Brian scouted the lounge for a satisfactory pair of armchairs and dove into the New York and London Timeses. I don’t know what reading the papers means to him anymore: politics, a bit of sports news (a football player at Yale in his day, he refuses to watch college football now, upset at the lack of care for the players, but he still keeps track of which teams are doing what)。 Some tidbits about real estate or architecture or design used to catch his eye, from his forty years as an architect. He never comments anymore. He used to read me several paragraphs at a clip about things that struck him, and even more, he loved for me to read articles to him while he drove. I never read aloud to him enough to suit him, but I once did almost the entire Sunday Review while we pursued an unlikely five-star BBQ place on the other side of Connecticut. When I faltered on the last Op-Ed piece, he said, “Finish strong, darling.”

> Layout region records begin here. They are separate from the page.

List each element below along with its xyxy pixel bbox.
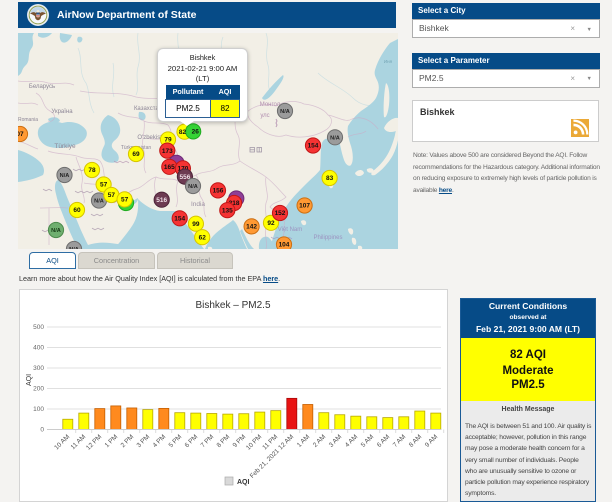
svg-text:2 AM: 2 AM <box>312 433 327 448</box>
svg-text:12 PM: 12 PM <box>85 433 103 451</box>
svg-text:300: 300 <box>33 365 44 372</box>
svg-text:Việt Nam: Việt Nam <box>278 227 303 233</box>
svg-text:3 PM: 3 PM <box>136 433 152 449</box>
svg-text:N/A: N/A <box>94 199 104 205</box>
svg-text:156: 156 <box>213 188 224 195</box>
svg-text:1 PM: 1 PM <box>104 433 120 449</box>
svg-text:516: 516 <box>156 197 167 204</box>
svg-text:Беларусь: Беларусь <box>29 84 55 90</box>
svg-text:India: India <box>191 201 205 208</box>
svg-text:500: 500 <box>33 324 44 331</box>
svg-text:6 AM: 6 AM <box>376 433 391 448</box>
svg-text:8 PM: 8 PM <box>216 433 232 449</box>
svg-text:7 PM: 7 PM <box>200 433 216 449</box>
svg-text:400: 400 <box>33 345 44 352</box>
svg-text:135: 135 <box>222 207 233 214</box>
svg-text:8 AM: 8 AM <box>408 433 423 448</box>
svg-text:N/A: N/A <box>51 228 61 234</box>
svg-text:10 PM: 10 PM <box>245 433 263 451</box>
svg-text:0: 0 <box>40 427 44 434</box>
svg-text:60: 60 <box>73 207 81 214</box>
svg-text:Türkiye: Türkiye <box>54 143 76 150</box>
svg-text:154: 154 <box>308 143 319 150</box>
svg-text:9 AM: 9 AM <box>424 433 439 448</box>
svg-text:200: 200 <box>33 386 44 393</box>
svg-text:78: 78 <box>88 167 96 174</box>
svg-text:5 AM: 5 AM <box>360 433 375 448</box>
svg-text:Philippines: Philippines <box>313 235 342 241</box>
svg-text:100: 100 <box>33 406 44 413</box>
svg-text:N/A: N/A <box>188 184 198 190</box>
svg-text:Монгол: Монгол <box>260 102 281 108</box>
svg-text:AQI: AQI <box>237 479 250 486</box>
svg-text:5 PM: 5 PM <box>168 433 184 449</box>
svg-text:99: 99 <box>192 221 200 228</box>
svg-text:173: 173 <box>162 148 173 155</box>
svg-text:Bishkek – PM2.5: Bishkek – PM2.5 <box>195 300 270 311</box>
svg-text:улс: улс <box>260 113 269 119</box>
svg-text:Иня: Иня <box>384 59 393 64</box>
svg-text:83: 83 <box>326 175 334 182</box>
svg-text:62: 62 <box>199 234 207 241</box>
svg-text:142: 142 <box>246 224 257 231</box>
svg-text:104: 104 <box>279 242 290 249</box>
svg-text:57: 57 <box>108 192 116 199</box>
svg-text:4 PM: 4 PM <box>152 433 168 449</box>
svg-text:82: 82 <box>179 129 187 136</box>
svg-text:11 AM: 11 AM <box>70 433 88 451</box>
svg-text:152: 152 <box>275 210 286 217</box>
svg-text:165: 165 <box>164 164 175 171</box>
svg-text:57: 57 <box>121 197 129 204</box>
svg-text:69: 69 <box>132 151 140 158</box>
svg-text:N/A: N/A <box>330 136 340 142</box>
svg-text:57: 57 <box>100 182 108 189</box>
svg-text:Romania: Romania <box>18 117 38 123</box>
svg-text:107: 107 <box>299 203 310 210</box>
svg-text:N/A: N/A <box>60 173 70 179</box>
svg-text:2 PM: 2 PM <box>120 433 136 449</box>
svg-text:N/A: N/A <box>280 109 290 115</box>
svg-text:6 PM: 6 PM <box>184 433 200 449</box>
svg-text:AQI: AQI <box>26 374 33 386</box>
svg-text:07: 07 <box>18 131 24 138</box>
svg-text:26: 26 <box>192 129 200 136</box>
svg-text:1 AM: 1 AM <box>296 433 311 448</box>
svg-text:N/A: N/A <box>69 247 79 249</box>
svg-text:4 AM: 4 AM <box>344 433 359 448</box>
svg-text:92: 92 <box>267 220 275 227</box>
svg-text:154: 154 <box>174 216 185 223</box>
svg-text:Україна: Україна <box>51 109 73 115</box>
svg-text:3 AM: 3 AM <box>328 433 343 448</box>
svg-text:10 AM: 10 AM <box>53 433 71 451</box>
svg-text:7 AM: 7 AM <box>392 433 407 448</box>
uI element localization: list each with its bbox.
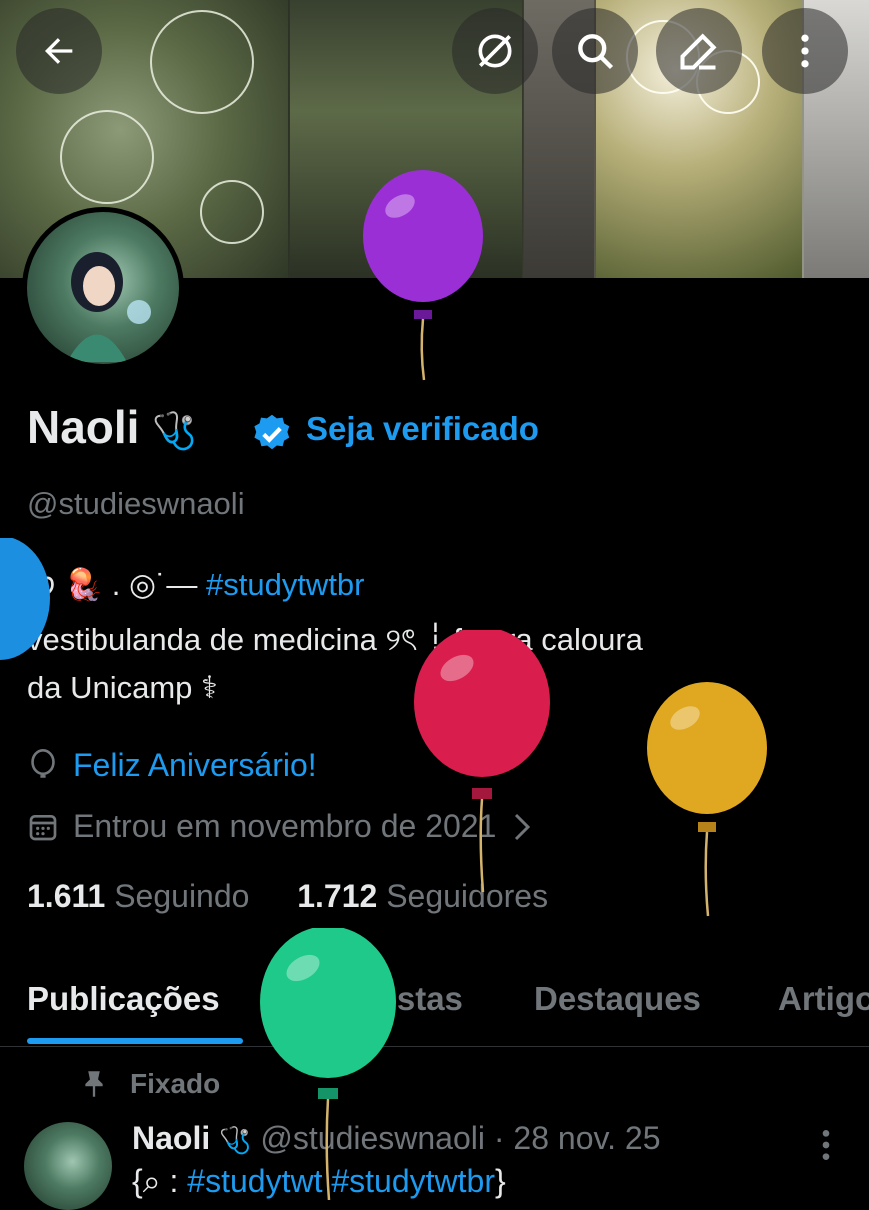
grok-icon (478, 34, 512, 68)
stethoscope-icon: 🩺 (152, 410, 198, 451)
post-text-part: } (494, 1163, 506, 1199)
balloon-decoration (414, 630, 550, 893)
avatar-image (67, 252, 151, 362)
bio-line: da Unicamp ⚕ (27, 670, 218, 705)
more-button[interactable] (762, 8, 848, 94)
balloon-decoration (260, 928, 396, 1200)
tab-posts[interactable]: Publicações (27, 980, 220, 1018)
edit-button[interactable] (656, 8, 742, 94)
active-tab-indicator (27, 1038, 243, 1044)
birthday-text: Feliz Aniversário! (73, 747, 317, 783)
balloon-decoration (647, 682, 767, 917)
pinned-indicator: Fixado (80, 1068, 220, 1100)
tab-highlights[interactable]: Destaques (534, 980, 701, 1018)
post-author-name[interactable]: Naoli (132, 1120, 210, 1156)
post-text-part: {⌕ : (132, 1163, 179, 1199)
post-date[interactable]: 28 nov. 25 (513, 1120, 660, 1156)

Brian folded up the newspapers to bring on the plane and then thought better of it. There was a whole style of planning, of near-hoarding of favorite things, of anticipating his own needs, which has been his way since we met. He never got into his car, from April to November, without making sure he had at least one of his lesser fishing rods and some flies in the trunk. He never left a restaurant without fistfuls of mints, to put in his nightstand, candy jar, and glove compartment. On this trip, he’s done. I give him a wad of Swiss francs. He knows where his medications are, plus his little vial of Viagra. If he doesn’t have it, he doesn’t need it. If I’m not carrying it, it’s not important.

* * *

We take every little Swissair giveaway, for no reason, and we hang on to our carry-on bags. I have insisted that we don’t bring proper suitcases, because I will not lug home a large suitcase full of clothes he will never wear and medicines he will never take—while packing, Brian shook a bottle of ten Viagra at me like a maraca and said, This is worth something.

I won’t dump his clothes at the Swiss version of Goodwill and leave his meds for the cleaning staff. Basically, I just won’t deal with it, with “after.” After Brian has died and I have to leave him, my goal is to get myself on a plane with my friend who has offered to accompany me home. Then my daughter Sarah will meet me at the airport and Sarah and I will be met by my daughter Caitlin and the two of them will say good night to me and my fantasy is that I will fall into my bed and not get up for two weeks. This is absolutely not what happens. We have brought our crappiest carry-on bags, black briefcases that double as overnight bags from Brian’s business-travel days. Brian and I both hate the thought of throwing away a nice suitcase. Sociopaths, maybe, and given to splurging, yes, but not people who can throw out a barely used, unscratched, two-hundred-fifty-dollar suitcase.

The Book Brothers

When we moved to a small Connecticut village in 2014, Brian was invited to join a men’s book club. He was dubious because they seemed to prefer nonfiction and he did not, but he was pleased to be asked and he went regularly. He suggested a novel whenever it was his turn to suggest. They asked him why he wanted to be in their book club and he said, I love a good read and I love intimacy. He was pleased that they looked shocked, and he felt that he’d announced himself properly. Once in a while, he has coffee on a weekend with one of the guys. He says the books are usually too simple (“I don’t know. It’s about some horse who overcomes obstacles”) or sentimental (“Olympic team of rowers. They win”) for him, but he enjoyed the group and the chatting before and after until two years ago, when almost everything about the book club began to irritate him.